Jakarta, mediarakyatdemokrasi.com- Kejaksaan Agung menyatakan mulai memeriksa vendor atau penyedia barang laptop berbasis Chromebook dalam kasus korupsi pengadaan laptop Program Digitalisasi Pendidikan di Kementerian Pendidikan, Kebudayaan, Riset, dan Teknologi (Kemendikbudristek).
Kepala Pusat Penerangan Hukum Kejaksaan Agung Harli Siregar mengatakan pemeriksaan tersebut untuk mendalami bagaimana teknis pengadaan Chromebook di era Menteri Nadiem.
"Sekarang kami masih terus melakukan penggalian dan penyidik sudah mulai melakukan pemeriksaan kepada vendor," kata dia di Kejaksaan Agung, Jakarta Selatan, pada Jumat, 13 Juni 2025.
Berdasarkan keterangan dari pihak vendor, Harli menyebutkan bahwa pengadaan laptop dilakukan melalui sistem e-katalog.
Dalam sistem tersebut, seluruh ketentuan dan spesifikasi laptop yang ditawarkan sudah tercantum, sehingga tidak melalui proses lelang.
"E-katalog itu baik dan itu yang terus dilakukan oleh pemerintah dalam sistem pengadaan karena dia kan tidak ada lagi misalnya pertemuan-pertemuan dalam rangka memitigasi adanya tindakan-tindakan politik," kata Harli.
Dari pihak vendor inilah nantinya akan ditelusuri lebih lanjut mengenai proses pengadaan melalui e-katalog.
Penyidik akan mendalami bagaimana mekanismenya, sejauh mana keterlibatan para vendor, serta jumlah vendor yang ikut dalam proses tersebut.
Adapun salah satu vendor yang sudah diperiksa Kejagung adalah RS yang merupakan Manajer Pemasaran PT Acer Indonesia tahun 2020.
Pemeriksaan dilakukan di Kejaksaan Agung, Jakarta Selatan pada Kamis, 12 Juni 2025.
Kejagung mengusut dugaan korupsi pengadaan laptop ini setelah mengendus ada kongkalikong atau permufakatan jahat yang mengarahkan tim teknis pengadaan di Kementerian Pendidikan untuk membuat kajian yang mengunggulkan laptop Chromebook.

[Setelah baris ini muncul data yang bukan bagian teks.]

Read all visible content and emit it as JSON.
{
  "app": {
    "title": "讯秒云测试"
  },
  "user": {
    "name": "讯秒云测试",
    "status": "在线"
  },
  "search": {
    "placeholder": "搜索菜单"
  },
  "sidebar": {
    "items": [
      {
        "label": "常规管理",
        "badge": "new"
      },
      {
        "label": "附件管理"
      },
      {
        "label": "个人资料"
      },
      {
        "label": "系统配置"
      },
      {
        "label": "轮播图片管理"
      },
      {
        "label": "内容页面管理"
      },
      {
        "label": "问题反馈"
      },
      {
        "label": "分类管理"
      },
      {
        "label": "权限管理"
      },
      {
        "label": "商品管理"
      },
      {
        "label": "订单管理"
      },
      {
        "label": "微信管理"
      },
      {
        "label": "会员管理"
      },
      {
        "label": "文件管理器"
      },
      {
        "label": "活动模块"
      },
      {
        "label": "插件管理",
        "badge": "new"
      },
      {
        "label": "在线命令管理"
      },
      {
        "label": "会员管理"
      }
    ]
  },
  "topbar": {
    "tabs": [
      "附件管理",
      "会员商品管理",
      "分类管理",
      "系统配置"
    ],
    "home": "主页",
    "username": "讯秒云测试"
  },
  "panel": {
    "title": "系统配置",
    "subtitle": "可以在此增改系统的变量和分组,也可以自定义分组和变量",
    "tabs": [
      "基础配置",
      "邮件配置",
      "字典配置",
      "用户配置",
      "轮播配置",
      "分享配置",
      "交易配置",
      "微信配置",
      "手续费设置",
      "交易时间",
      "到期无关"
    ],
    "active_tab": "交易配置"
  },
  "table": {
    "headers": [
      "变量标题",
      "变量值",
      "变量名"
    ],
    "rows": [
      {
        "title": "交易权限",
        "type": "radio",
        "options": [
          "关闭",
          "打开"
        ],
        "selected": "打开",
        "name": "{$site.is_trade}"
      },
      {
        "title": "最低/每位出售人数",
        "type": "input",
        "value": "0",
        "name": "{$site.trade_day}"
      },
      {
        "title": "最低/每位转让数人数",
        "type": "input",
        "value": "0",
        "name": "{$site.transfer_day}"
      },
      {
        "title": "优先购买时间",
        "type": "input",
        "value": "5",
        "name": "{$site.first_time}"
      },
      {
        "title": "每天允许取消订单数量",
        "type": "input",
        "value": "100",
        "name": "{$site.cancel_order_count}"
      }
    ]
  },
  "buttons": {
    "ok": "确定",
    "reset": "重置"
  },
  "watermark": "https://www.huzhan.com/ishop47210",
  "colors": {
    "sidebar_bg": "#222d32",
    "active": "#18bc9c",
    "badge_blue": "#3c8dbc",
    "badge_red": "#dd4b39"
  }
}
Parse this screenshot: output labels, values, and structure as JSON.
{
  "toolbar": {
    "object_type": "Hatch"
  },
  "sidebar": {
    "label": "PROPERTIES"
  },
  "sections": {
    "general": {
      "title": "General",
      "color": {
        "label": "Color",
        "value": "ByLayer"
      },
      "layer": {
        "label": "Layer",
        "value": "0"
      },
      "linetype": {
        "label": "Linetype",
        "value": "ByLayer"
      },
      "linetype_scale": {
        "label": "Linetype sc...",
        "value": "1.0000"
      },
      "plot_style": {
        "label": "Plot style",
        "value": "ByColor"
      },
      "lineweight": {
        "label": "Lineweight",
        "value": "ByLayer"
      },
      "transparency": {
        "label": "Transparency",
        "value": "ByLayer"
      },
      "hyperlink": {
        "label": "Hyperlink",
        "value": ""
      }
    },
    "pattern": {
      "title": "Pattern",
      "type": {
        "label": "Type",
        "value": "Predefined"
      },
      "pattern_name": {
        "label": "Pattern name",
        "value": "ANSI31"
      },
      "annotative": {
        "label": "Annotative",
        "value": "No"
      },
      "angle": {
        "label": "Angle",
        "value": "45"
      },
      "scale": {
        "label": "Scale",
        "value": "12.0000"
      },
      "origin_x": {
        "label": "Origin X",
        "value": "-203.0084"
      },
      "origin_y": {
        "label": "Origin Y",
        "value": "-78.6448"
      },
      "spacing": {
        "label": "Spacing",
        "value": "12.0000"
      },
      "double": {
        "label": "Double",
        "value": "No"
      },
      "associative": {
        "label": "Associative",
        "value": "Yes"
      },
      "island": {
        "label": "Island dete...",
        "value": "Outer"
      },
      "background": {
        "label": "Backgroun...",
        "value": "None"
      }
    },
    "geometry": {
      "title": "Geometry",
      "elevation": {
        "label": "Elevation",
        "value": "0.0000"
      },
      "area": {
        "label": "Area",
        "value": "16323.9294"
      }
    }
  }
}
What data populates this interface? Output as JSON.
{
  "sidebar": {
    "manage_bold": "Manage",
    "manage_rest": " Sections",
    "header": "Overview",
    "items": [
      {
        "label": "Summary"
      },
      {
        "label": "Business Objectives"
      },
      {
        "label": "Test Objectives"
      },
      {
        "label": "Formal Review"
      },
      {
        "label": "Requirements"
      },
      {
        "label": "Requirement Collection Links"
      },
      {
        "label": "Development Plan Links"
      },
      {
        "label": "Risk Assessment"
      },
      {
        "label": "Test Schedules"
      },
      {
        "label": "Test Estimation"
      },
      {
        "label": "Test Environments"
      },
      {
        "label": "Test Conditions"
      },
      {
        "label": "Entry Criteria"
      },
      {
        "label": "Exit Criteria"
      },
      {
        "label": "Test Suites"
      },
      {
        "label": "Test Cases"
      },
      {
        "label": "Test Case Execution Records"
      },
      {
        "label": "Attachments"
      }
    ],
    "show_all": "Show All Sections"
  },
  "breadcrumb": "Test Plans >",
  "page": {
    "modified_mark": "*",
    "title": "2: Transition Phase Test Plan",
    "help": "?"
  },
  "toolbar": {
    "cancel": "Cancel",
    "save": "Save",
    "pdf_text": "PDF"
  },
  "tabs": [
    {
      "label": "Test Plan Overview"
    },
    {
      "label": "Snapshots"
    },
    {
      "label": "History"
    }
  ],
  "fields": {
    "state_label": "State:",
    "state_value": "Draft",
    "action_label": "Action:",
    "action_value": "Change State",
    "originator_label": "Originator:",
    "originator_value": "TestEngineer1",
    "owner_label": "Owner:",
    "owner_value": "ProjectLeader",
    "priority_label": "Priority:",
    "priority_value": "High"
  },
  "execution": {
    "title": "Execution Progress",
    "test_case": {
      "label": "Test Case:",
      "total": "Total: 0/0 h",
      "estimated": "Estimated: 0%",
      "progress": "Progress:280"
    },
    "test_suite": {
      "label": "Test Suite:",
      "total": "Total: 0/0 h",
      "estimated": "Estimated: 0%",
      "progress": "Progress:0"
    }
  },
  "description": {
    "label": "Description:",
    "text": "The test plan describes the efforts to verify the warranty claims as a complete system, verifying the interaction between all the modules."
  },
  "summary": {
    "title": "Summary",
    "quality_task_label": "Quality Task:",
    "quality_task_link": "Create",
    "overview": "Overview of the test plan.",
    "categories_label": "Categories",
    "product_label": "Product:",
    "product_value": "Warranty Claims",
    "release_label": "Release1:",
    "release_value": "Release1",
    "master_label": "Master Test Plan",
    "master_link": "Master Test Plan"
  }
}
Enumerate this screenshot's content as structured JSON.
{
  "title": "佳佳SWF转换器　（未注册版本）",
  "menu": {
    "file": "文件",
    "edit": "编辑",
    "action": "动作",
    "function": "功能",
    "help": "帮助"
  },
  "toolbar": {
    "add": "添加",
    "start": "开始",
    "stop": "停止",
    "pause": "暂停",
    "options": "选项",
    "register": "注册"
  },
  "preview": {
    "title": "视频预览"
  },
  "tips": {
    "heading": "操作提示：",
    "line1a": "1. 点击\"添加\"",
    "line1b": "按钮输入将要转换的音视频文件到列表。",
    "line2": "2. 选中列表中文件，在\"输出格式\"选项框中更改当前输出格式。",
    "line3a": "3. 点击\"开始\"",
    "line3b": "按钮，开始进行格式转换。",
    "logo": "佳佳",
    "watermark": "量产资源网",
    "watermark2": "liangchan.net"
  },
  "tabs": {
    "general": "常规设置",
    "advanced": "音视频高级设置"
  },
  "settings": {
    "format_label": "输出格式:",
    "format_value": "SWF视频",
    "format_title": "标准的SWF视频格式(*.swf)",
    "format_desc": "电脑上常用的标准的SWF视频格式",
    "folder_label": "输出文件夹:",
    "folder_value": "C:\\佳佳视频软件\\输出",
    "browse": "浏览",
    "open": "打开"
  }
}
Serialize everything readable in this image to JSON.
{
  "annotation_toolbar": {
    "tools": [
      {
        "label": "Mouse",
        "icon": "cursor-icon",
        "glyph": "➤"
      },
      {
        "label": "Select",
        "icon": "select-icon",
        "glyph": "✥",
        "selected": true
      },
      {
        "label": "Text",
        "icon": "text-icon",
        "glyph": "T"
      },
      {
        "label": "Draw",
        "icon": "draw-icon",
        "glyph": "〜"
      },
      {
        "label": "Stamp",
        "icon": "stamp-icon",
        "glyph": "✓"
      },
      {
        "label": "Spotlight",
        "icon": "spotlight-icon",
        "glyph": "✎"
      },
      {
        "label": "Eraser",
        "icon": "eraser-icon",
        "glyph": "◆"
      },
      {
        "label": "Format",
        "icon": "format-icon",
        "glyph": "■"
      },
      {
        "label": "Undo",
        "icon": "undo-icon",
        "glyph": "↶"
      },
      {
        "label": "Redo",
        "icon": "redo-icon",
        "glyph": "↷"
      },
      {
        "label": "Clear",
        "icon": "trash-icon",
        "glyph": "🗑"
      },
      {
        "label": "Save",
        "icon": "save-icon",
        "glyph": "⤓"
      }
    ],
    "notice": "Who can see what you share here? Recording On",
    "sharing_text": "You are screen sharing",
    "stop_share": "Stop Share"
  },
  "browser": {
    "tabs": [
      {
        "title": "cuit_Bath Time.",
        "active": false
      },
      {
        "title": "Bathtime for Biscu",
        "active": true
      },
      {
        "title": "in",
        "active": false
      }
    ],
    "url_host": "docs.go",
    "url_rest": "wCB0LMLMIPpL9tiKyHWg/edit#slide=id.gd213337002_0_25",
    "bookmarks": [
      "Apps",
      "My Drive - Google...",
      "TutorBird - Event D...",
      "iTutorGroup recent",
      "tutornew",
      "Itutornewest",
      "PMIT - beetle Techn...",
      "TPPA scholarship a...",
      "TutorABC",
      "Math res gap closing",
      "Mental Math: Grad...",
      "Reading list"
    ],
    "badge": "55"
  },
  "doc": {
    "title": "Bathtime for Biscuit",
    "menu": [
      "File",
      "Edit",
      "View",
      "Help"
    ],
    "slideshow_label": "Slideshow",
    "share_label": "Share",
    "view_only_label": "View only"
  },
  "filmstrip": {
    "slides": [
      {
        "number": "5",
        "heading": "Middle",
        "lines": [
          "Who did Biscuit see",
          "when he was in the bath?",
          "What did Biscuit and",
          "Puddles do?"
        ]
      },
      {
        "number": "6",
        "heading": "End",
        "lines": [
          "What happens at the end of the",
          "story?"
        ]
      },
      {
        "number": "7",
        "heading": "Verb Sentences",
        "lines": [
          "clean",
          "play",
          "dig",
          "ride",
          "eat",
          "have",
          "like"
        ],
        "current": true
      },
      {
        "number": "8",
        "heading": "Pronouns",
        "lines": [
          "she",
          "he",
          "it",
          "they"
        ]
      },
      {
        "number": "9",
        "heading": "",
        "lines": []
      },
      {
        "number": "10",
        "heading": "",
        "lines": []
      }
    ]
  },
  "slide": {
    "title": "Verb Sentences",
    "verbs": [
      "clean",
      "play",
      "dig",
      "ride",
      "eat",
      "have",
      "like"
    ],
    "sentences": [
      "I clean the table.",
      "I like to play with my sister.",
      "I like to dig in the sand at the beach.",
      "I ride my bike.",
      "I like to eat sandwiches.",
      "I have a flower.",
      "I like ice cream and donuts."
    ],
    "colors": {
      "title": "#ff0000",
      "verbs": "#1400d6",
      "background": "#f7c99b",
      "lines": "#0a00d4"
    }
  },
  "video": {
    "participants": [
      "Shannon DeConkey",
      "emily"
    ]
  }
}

“Supaya diarahkan (pengadaan) pada penggunaan laptop yang berbasis pada operating system Chrome,” kata Harli pada Senin pekan lalu, 2 Juni 2025.
Sebagai informasi, Kejaksaan mencatat total anggaran pengadaan sejuta laptop Chromebook ini mencapai angka Rp 9,982 triliun.
Dana itu terdiri dari Rp 3,582 triliun yang bersumber dari Dana Satuan Pendidikan (DSP) dan Rp 6,399 triliun dari Dana Alokasi Khusus (DAK).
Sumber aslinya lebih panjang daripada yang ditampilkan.